Dans le contexte du détricotage de nombreuses politiques écologiques, Géraldine Poivert lance un appel aux entreprises à s’impliquer pour l’adaptation et le « développement durable ». Elle défend le « devoir renforcé de vigilance » – aussi appelé CS3D – actuellement débattu à Bruxelles et attaqué par des lobbys comme des Etats.

Par Géraldine Poivert (présidente de (RE)SET)

Publié le 10 Juil. 2025 à 17:45

Tricotons, détricotons, retricotons, la phraséologie sur le lent cheminement vers la transition environnementale emprunte beaucoup, depuis deux ans, à l’univers de la maille, une fois à l’endroit, une fois à l’envers ! Dans la réalité de la vie des entreprises, il en va heureusement autrement.
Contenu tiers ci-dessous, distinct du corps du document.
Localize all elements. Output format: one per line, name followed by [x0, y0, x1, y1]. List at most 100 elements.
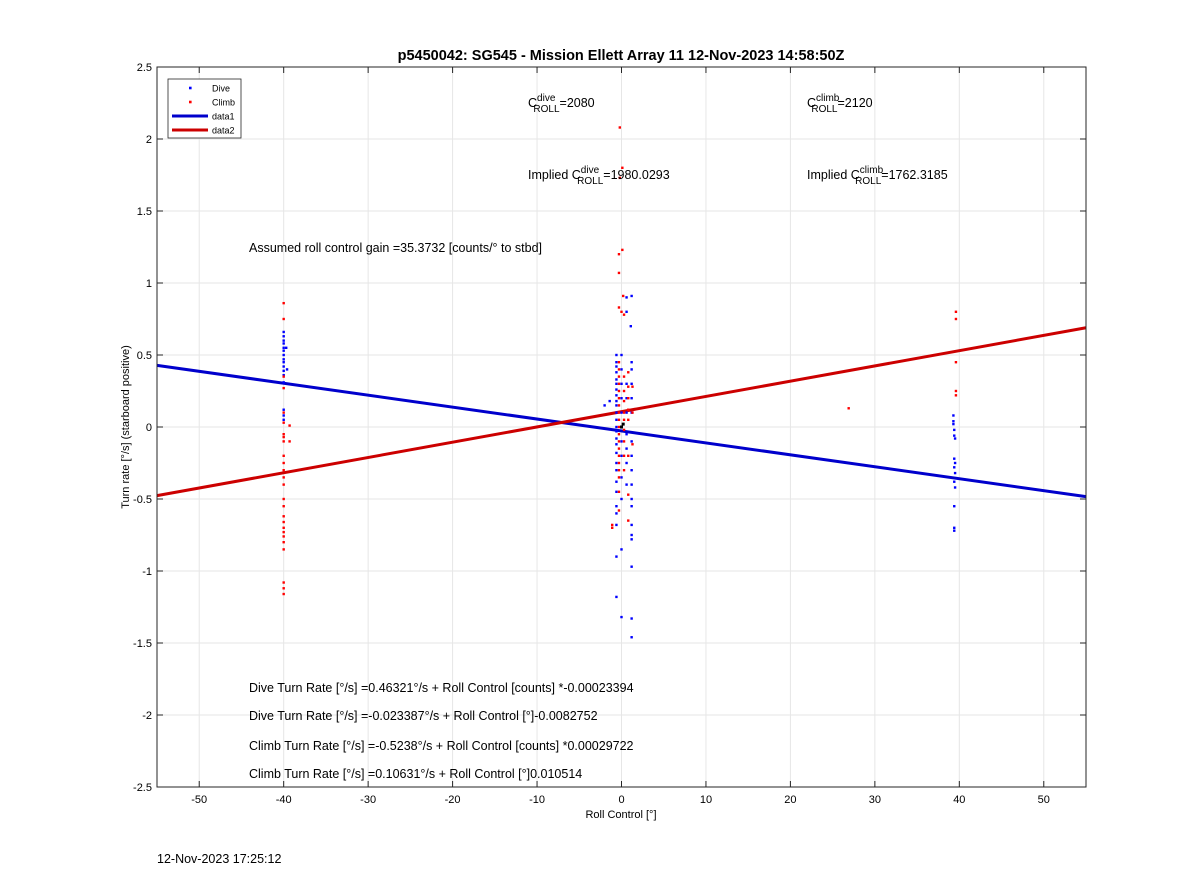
dive-point: [625, 411, 628, 414]
climb-point: [617, 469, 621, 472]
climb-point: [282, 592, 285, 596]
climb-point: [954, 310, 958, 313]
dive-point: [953, 526, 956, 529]
x-tick-label: 50: [1038, 794, 1050, 806]
x-tick-label: 0: [618, 794, 624, 806]
y-tick-label: 1.5: [137, 206, 152, 218]
climb-point: [282, 435, 285, 439]
climb-point: [627, 519, 630, 522]
dive-point: [615, 505, 618, 508]
climb-point: [617, 375, 621, 378]
dive-point: [630, 617, 633, 620]
climb-point: [282, 520, 285, 524]
y-tick-label: -2.5: [133, 782, 152, 794]
dive-point: [620, 476, 623, 479]
climb-point: [617, 271, 621, 275]
climb-point: [611, 526, 614, 529]
climb-point: [618, 126, 622, 129]
dive-point: [615, 411, 618, 414]
climb-point: [617, 397, 621, 400]
dive-point: [282, 349, 285, 352]
origin-point: [621, 422, 625, 426]
climb-point: [622, 399, 626, 403]
dive-point: [625, 382, 628, 385]
climb-point: [617, 454, 621, 457]
dive-point: [603, 404, 606, 407]
climb-point: [627, 397, 630, 400]
dive-point: [282, 408, 285, 411]
dive-point: [615, 461, 618, 465]
climb-point: [617, 253, 621, 256]
climb-point: [282, 515, 285, 518]
y-tick-label: -2: [142, 710, 152, 722]
dive-point: [625, 296, 628, 299]
legend: Dive Climb data1 data2: [167, 78, 242, 139]
climb-point: [618, 176, 622, 180]
dive-point: [620, 440, 623, 443]
dive-point: [625, 447, 628, 450]
dive-point: [952, 420, 955, 423]
dive-point: [630, 361, 633, 364]
climb-point: [617, 389, 621, 393]
roll-gain-annotation: Assumed roll control gain =35.3732 [coun…: [249, 241, 542, 255]
origin-point: [620, 425, 623, 429]
dive-point: [625, 310, 628, 313]
dive-point: [953, 461, 957, 465]
dive-point: [630, 294, 633, 298]
dive-point: [625, 461, 628, 465]
climb-point: [611, 523, 614, 527]
dive-point: [630, 440, 633, 443]
dive-point: [282, 369, 285, 373]
dive-point: [953, 480, 956, 483]
dive-point: [630, 382, 633, 385]
dive-point: [615, 382, 618, 385]
climb-point: [282, 581, 285, 584]
climb-point: [622, 454, 626, 457]
dive-point: [953, 486, 957, 489]
climb-point: [627, 493, 630, 496]
climb-point: [954, 317, 958, 321]
dive-point: [630, 523, 633, 527]
implied-c-roll-dive-annotation: Implied Cdive ROLL=1980.0293: [528, 165, 670, 187]
climb-point: [622, 428, 626, 432]
implied-c-roll-climb-annotation: Implied Cclimb ROLL=1762.3185: [807, 165, 948, 187]
dive-point: [630, 505, 633, 508]
dive-point: [282, 373, 285, 377]
climb-point: [621, 248, 624, 252]
climb-point: [954, 361, 958, 364]
climb-point: [622, 469, 626, 472]
axis-ticks: -50 -40 -30 -20 -10 0 10 20 30 40 50-2.5-2-1.5-1-0…: [133, 62, 1086, 806]
climb-point: [627, 454, 630, 457]
climb-point: [954, 389, 958, 393]
dive-point: [615, 394, 618, 397]
climb-point: [617, 440, 621, 443]
legend-box: [167, 78, 242, 139]
climb-point: [282, 301, 285, 305]
chart-title: p5450042: SG545 - Mission Ellett Array 1…: [398, 48, 845, 64]
climb-point: [622, 411, 626, 414]
x-axis-label: Roll Control [°]: [585, 809, 656, 821]
y-tick-label: 0.5: [137, 350, 152, 362]
legend-label-dive: Dive: [212, 84, 230, 94]
climb-point: [282, 375, 285, 378]
dive-point: [282, 346, 285, 349]
dive-point: [285, 368, 289, 371]
dive-point: [615, 595, 618, 599]
x-tick-label: -50: [191, 794, 207, 806]
dive-point: [282, 358, 285, 361]
legend-label-data1: data1: [212, 112, 235, 122]
dive-point: [615, 365, 618, 368]
dive-equation-degrees: Dive Turn Rate [°/s] =-0.023387°/s + Rol…: [249, 709, 598, 723]
legend-label-data2: data2: [212, 126, 235, 136]
climb-point: [617, 306, 621, 309]
dive-point: [615, 353, 618, 357]
dive-point: [282, 361, 285, 364]
dive-point: [630, 454, 633, 457]
dive-point: [282, 335, 285, 338]
dive-point: [620, 411, 623, 414]
dive-point: [630, 368, 633, 371]
climb-point: [622, 440, 626, 443]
Pour une raison simple : les faits sont têtus. Le réchauffement climatique s’accélère – première « alerte chaleur » de l’histoire en Alaska, début juin ! –, l’adaptation est incontournable, l’épuisement des ressources est devenu une évidence aux yeux de tous les dirigeants, comme en attestent les discours guerriers consacrés aux sous-sols du Groenland, du Canada, de l’Ukraine ou de la République Démocratique du Congo, pour ne citer que les plus médiatisés.

Certains « détricotages » de réglementations pourtant récentes se justifient par la complexité excessive des dits règlements. On pense à la CSRD (« Corporate Sustainability Reporting Directive ») et à ses milliers de catégories de données, par exemple. Le retricotage en cours passera par une simplification bienvenue. D’autres s’expliquent plus par des contingences que l’on qualifiera généreusement de « politiques », mais ne touchent pas forcément à l’essentiel.
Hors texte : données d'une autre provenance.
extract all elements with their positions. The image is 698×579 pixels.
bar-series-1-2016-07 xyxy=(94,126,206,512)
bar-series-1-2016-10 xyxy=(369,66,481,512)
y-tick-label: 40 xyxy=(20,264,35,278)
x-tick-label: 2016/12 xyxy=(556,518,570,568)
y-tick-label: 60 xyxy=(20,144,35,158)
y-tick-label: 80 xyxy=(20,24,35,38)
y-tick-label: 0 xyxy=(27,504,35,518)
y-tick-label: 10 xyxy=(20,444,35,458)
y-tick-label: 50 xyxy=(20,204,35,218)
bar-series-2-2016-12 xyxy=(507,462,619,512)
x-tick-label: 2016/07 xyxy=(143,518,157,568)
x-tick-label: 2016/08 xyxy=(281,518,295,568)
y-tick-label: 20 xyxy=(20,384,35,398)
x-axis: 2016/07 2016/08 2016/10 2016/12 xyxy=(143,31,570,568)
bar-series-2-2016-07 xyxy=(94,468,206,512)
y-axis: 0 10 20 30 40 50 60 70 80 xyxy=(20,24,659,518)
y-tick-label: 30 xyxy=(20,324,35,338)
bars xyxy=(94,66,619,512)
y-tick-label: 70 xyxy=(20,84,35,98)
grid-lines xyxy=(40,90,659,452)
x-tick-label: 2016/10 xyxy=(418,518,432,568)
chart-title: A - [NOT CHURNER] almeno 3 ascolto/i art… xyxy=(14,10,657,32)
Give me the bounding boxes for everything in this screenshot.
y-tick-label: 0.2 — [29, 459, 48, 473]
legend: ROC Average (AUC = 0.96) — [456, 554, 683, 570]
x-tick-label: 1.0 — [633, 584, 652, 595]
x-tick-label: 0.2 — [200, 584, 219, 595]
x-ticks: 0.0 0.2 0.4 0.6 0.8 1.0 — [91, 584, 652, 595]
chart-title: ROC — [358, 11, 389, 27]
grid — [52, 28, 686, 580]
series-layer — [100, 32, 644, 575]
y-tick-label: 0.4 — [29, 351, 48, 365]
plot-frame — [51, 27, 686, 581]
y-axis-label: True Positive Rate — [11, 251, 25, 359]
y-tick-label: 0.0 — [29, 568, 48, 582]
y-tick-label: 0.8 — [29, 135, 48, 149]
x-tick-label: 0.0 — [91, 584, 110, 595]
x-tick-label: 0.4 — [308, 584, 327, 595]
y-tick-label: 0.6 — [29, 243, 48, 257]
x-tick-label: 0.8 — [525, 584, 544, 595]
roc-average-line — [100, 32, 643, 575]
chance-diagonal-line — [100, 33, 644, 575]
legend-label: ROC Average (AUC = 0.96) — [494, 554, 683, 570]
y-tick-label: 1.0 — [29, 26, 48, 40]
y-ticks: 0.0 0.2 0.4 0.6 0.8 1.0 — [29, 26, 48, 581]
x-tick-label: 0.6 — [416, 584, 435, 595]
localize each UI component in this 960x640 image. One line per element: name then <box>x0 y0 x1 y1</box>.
En revanche, il serait malvenu de jeter le bébé avec l’eau du bain et dangereux de ne pas s’atteler à la chaîne de valeur des fournisseurs ! Ainsi la CS3D (« Corporate Sustainability Due Diligence Directive »), acronyme épouvantable que l’on se contentera de traduire par « devoir renforcé de vigilance », actuellement mollement défendue par Bruxelles et attaquée par un nombre croissant d’Etats et, hélas de dirigeants, dont la France et l’Allemagne.
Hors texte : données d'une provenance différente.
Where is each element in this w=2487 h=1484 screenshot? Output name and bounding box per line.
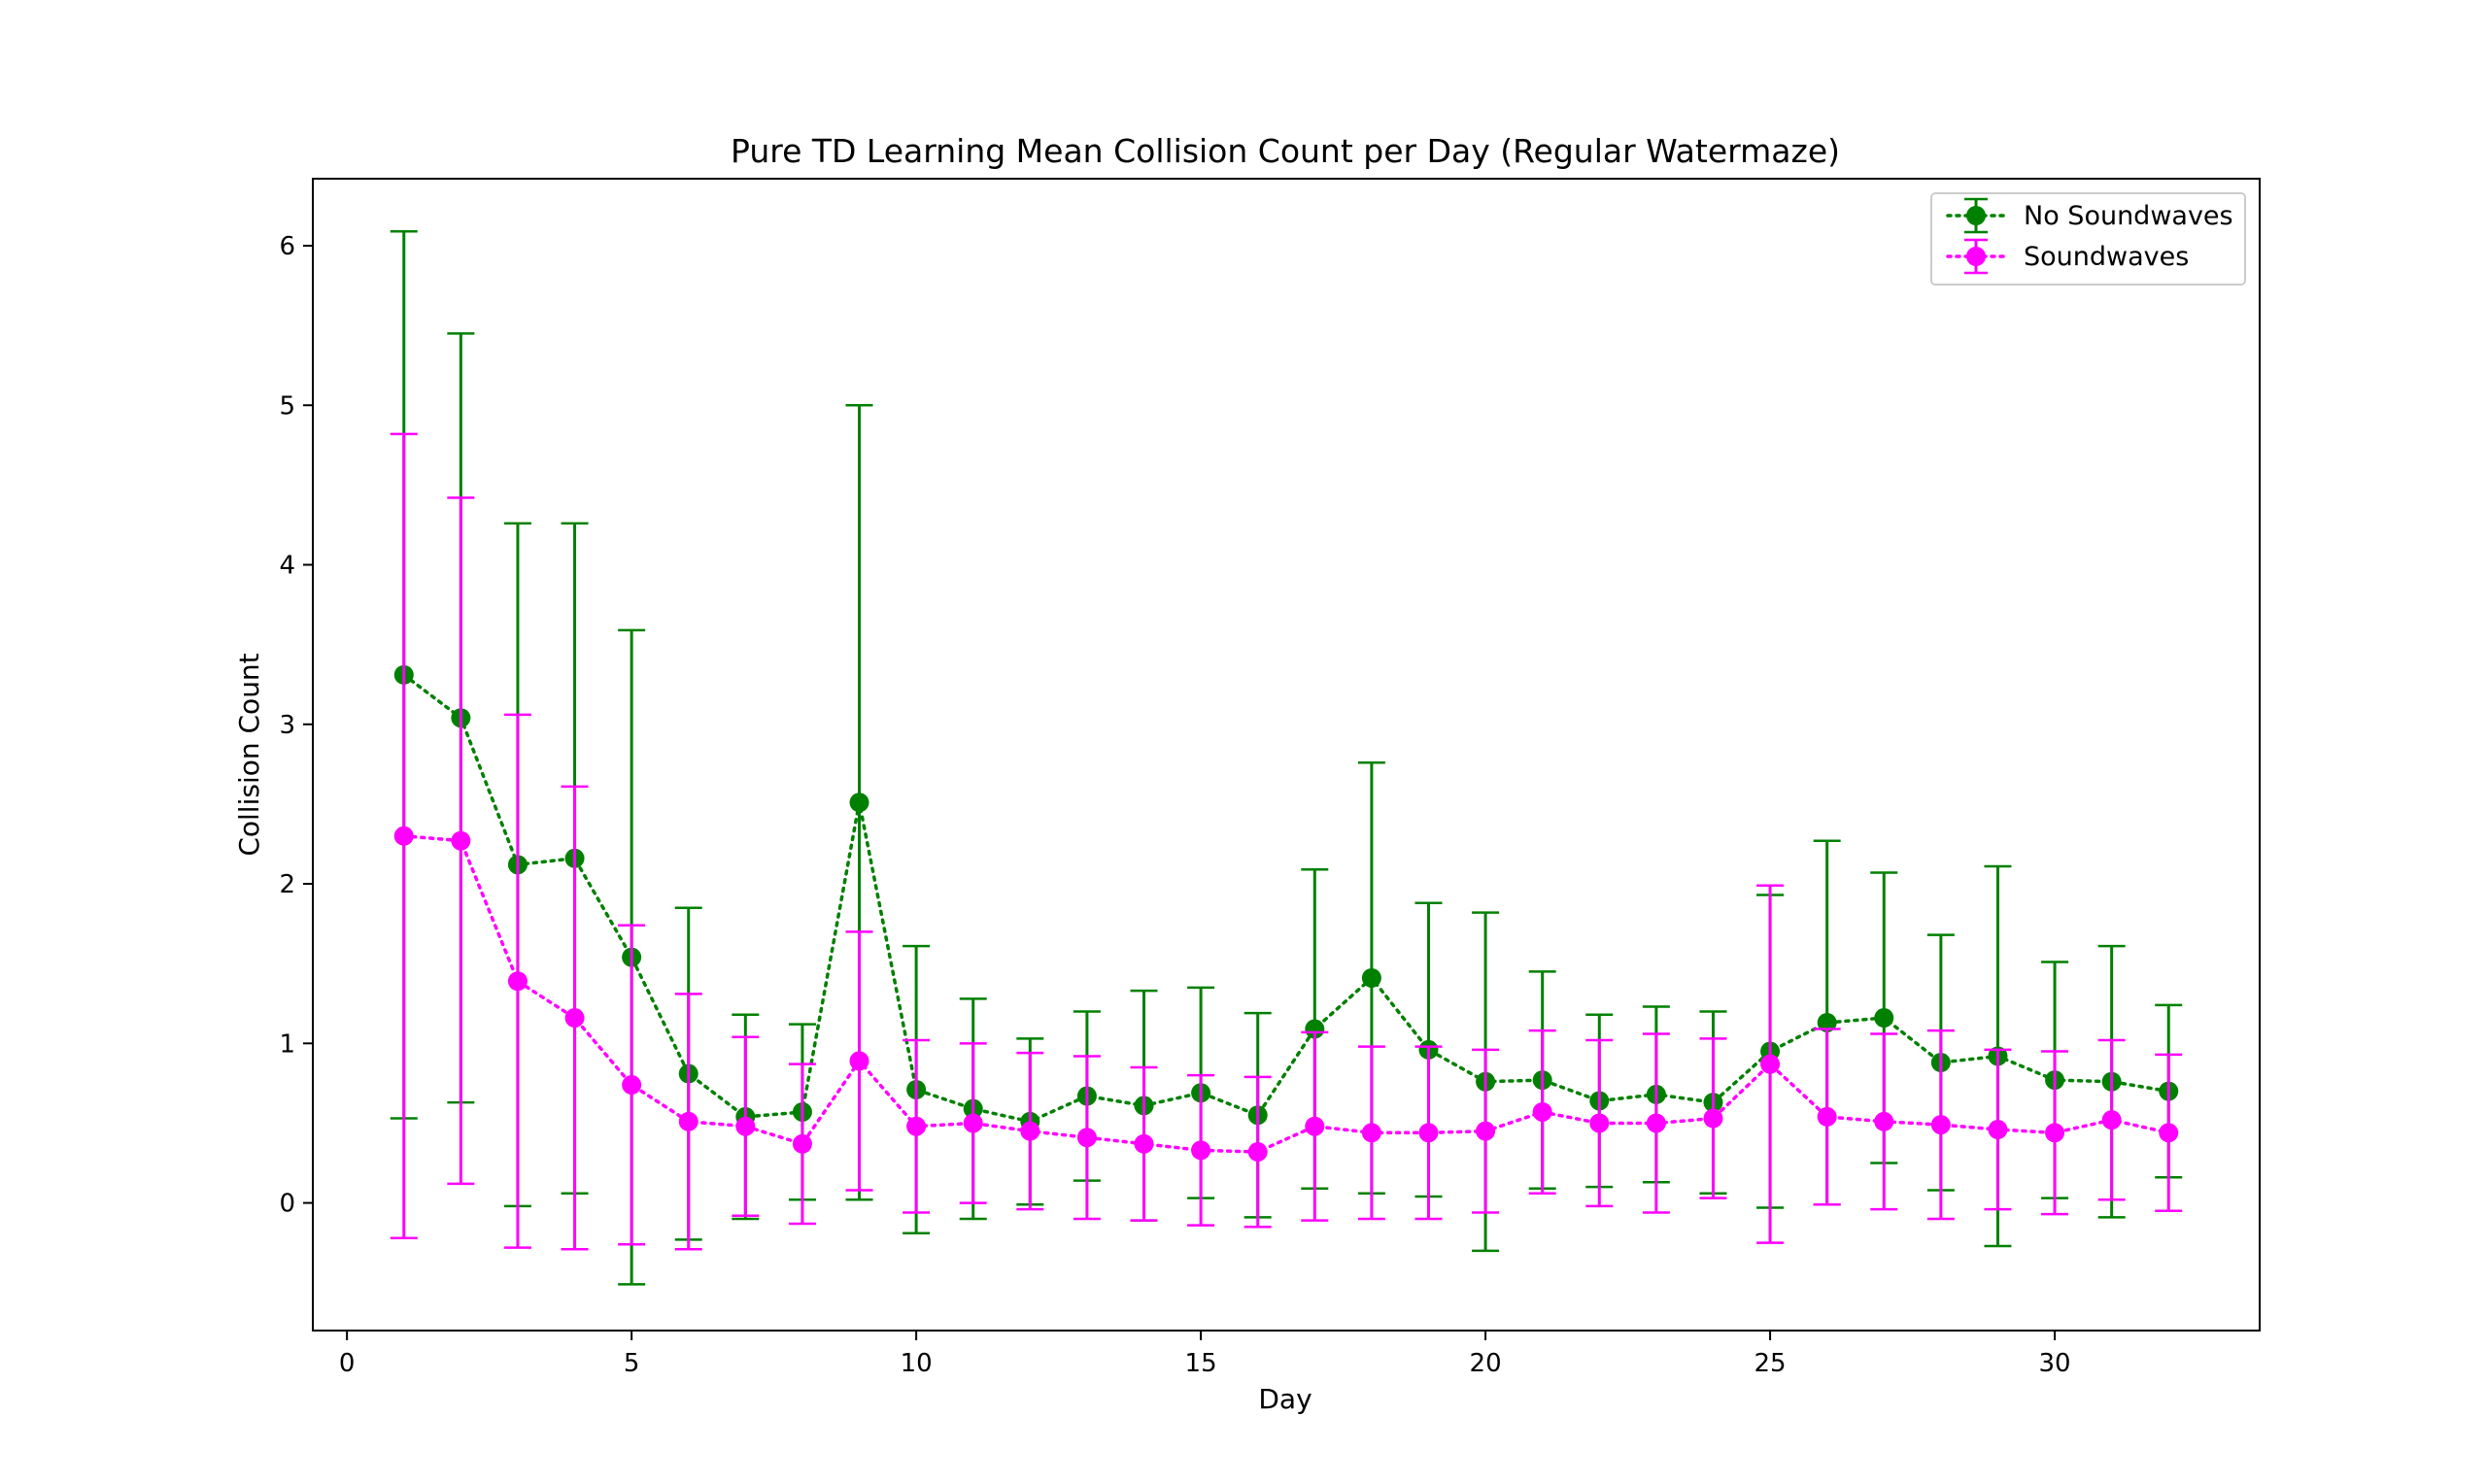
legend-label: No Soundwaves <box>2024 201 2233 231</box>
series-line <box>402 673 2170 1124</box>
data-point <box>1020 1121 1040 1141</box>
data-point <box>622 1075 642 1096</box>
x-tick-label: 0 <box>339 1349 356 1378</box>
y-tick-label: 5 <box>279 391 295 421</box>
chart-title: Pure TD Learning Mean Collision Count pe… <box>731 132 1840 170</box>
legend-frame <box>1930 192 2246 286</box>
series-line <box>402 834 2170 1154</box>
legend-entry: Soundwaves <box>1946 238 2189 275</box>
y-tick-label: 6 <box>279 232 295 261</box>
data-point <box>1817 1106 1837 1127</box>
data-point <box>1874 1008 1894 1029</box>
data-point <box>1988 1120 2008 1140</box>
y-tick-label: 2 <box>279 870 295 899</box>
data-point <box>1418 1123 1439 1143</box>
x-tick-label: 30 <box>2039 1349 2071 1378</box>
data-point <box>1760 1054 1781 1074</box>
data-point <box>1703 1108 1723 1129</box>
data-point <box>735 1116 756 1136</box>
data-point <box>963 1113 983 1133</box>
data-point <box>1076 1128 1097 1148</box>
x-axis-label: Day <box>1258 1383 1312 1415</box>
data-point <box>1930 1115 1951 1135</box>
legend-entry: No Soundwaves <box>1946 197 2233 234</box>
data-point <box>906 1116 927 1136</box>
data-point <box>2159 1123 2179 1143</box>
legend: No Soundwaves Soundwaves <box>1930 192 2246 286</box>
y-tick-label: 3 <box>279 711 295 740</box>
series-no-soundwaves <box>390 229 2183 1286</box>
data-point <box>2101 1110 2122 1130</box>
data-point <box>849 1051 869 1071</box>
y-axis-label: Collision Count <box>233 653 265 856</box>
data-point <box>1589 1113 1610 1133</box>
data-point <box>849 793 869 813</box>
data-point <box>1305 1019 1325 1039</box>
data-point <box>1874 1111 1894 1131</box>
data-point <box>1817 1012 1837 1032</box>
x-axis: 0 5 10 15 20 25 30 <box>339 1331 2071 1378</box>
data-point <box>1532 1101 1552 1122</box>
data-point <box>1361 967 1381 988</box>
data-point <box>507 971 528 992</box>
legend-label: Soundwaves <box>2024 242 2189 272</box>
data-point <box>451 830 471 851</box>
y-tick-label: 0 <box>279 1190 295 1219</box>
x-tick-label: 15 <box>1185 1349 1217 1378</box>
x-tick-label: 25 <box>1755 1349 1787 1378</box>
data-point <box>1191 1140 1211 1161</box>
x-tick-label: 20 <box>1470 1349 1502 1378</box>
data-point <box>1646 1113 1666 1133</box>
data-point <box>564 1008 585 1029</box>
data-point <box>1247 1142 1268 1163</box>
data-point <box>2045 1123 2065 1143</box>
y-tick-label: 4 <box>279 552 295 581</box>
y-axis: 0 1 2 3 4 5 6 <box>279 232 313 1219</box>
x-tick-label: 10 <box>901 1349 933 1378</box>
data-point <box>1134 1133 1154 1154</box>
y-tick-label: 1 <box>279 1029 295 1059</box>
legend-marker <box>1966 206 1986 225</box>
data-point <box>678 1111 698 1131</box>
data-point <box>1476 1121 1496 1141</box>
data-point <box>792 1133 812 1154</box>
data-point <box>1305 1116 1325 1136</box>
data-point <box>1361 1123 1381 1143</box>
data-point <box>393 826 414 846</box>
x-tick-label: 5 <box>624 1349 640 1378</box>
legend-marker <box>1966 247 1986 266</box>
plot-area <box>390 229 2183 1286</box>
plot-frame <box>312 178 2261 1332</box>
series-soundwaves <box>390 432 2183 1251</box>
Modifiée sans doute, allégée sûrement, mais pas supprimée ! Pourquoi ? Parce que la transition n’est pas une option et qu’elle ne se fait jamais seule. Sans fournisseurs amont et aval, ce fameux scope 3 du carbone, de l’adaptation, point de salut ! Les « supply chains » aveugles parlent de prix et de volumes, pas de qualité, d’impact, et de durabilité. Pas d’avenir, donc.

Une démarche vitale

La CS3D est une démarche vitale, fatale presque. Connaître ses partenaires, construire un éco systèmes de valeur, un collectif pour mieux sourcer ses approvisionnements, éco-concevoir ses produits, optimiser ses flux, ses process. Compléter la transaction d’une coopération nourricière pour innover et investir ensemble. Ce n’est pas de l’écologie c’est de la saine gestion. Et sans cela point de leader, point de croissance, mais un terrible jeu du mistigri : chaque étape de la chaîne de valeur cherche à passer la mauvaise carte au suivant…

Sans cette régulation-traçabilité-vigilance qui aurait pu et même dû être une auto-régulation, c’est le règne de l’opacité, au risque du travail des enfants, de l’esclavage des Ouighours, du plastique incorporé que l’on croit recyclé, du bois que l’on ne pensait pas issu de la déforestation, des plastiques bromés dans les jouets contrefaits, bref des retours de boomerang violents.

Sanctions judiciaires

Et l’alternative à l’auto-régulation ou la régulation est simple : le tribunal judiciaire. Les exemples se multiplient, qui concernent La Poste, TotalEnergies, Arkema, Daikin, Danone, Casino, BNPParibas ou même Apple : la responsabilité judiciaire des entreprises et de leurs dirigeants est désormais engagée quand l’environnement ou les critères sociaux sont oubliés, même par des filiales de filiales, à l’autre bout du monde. La jurisprudence en ces domaines se renforce partout dans le monde de jour en jour.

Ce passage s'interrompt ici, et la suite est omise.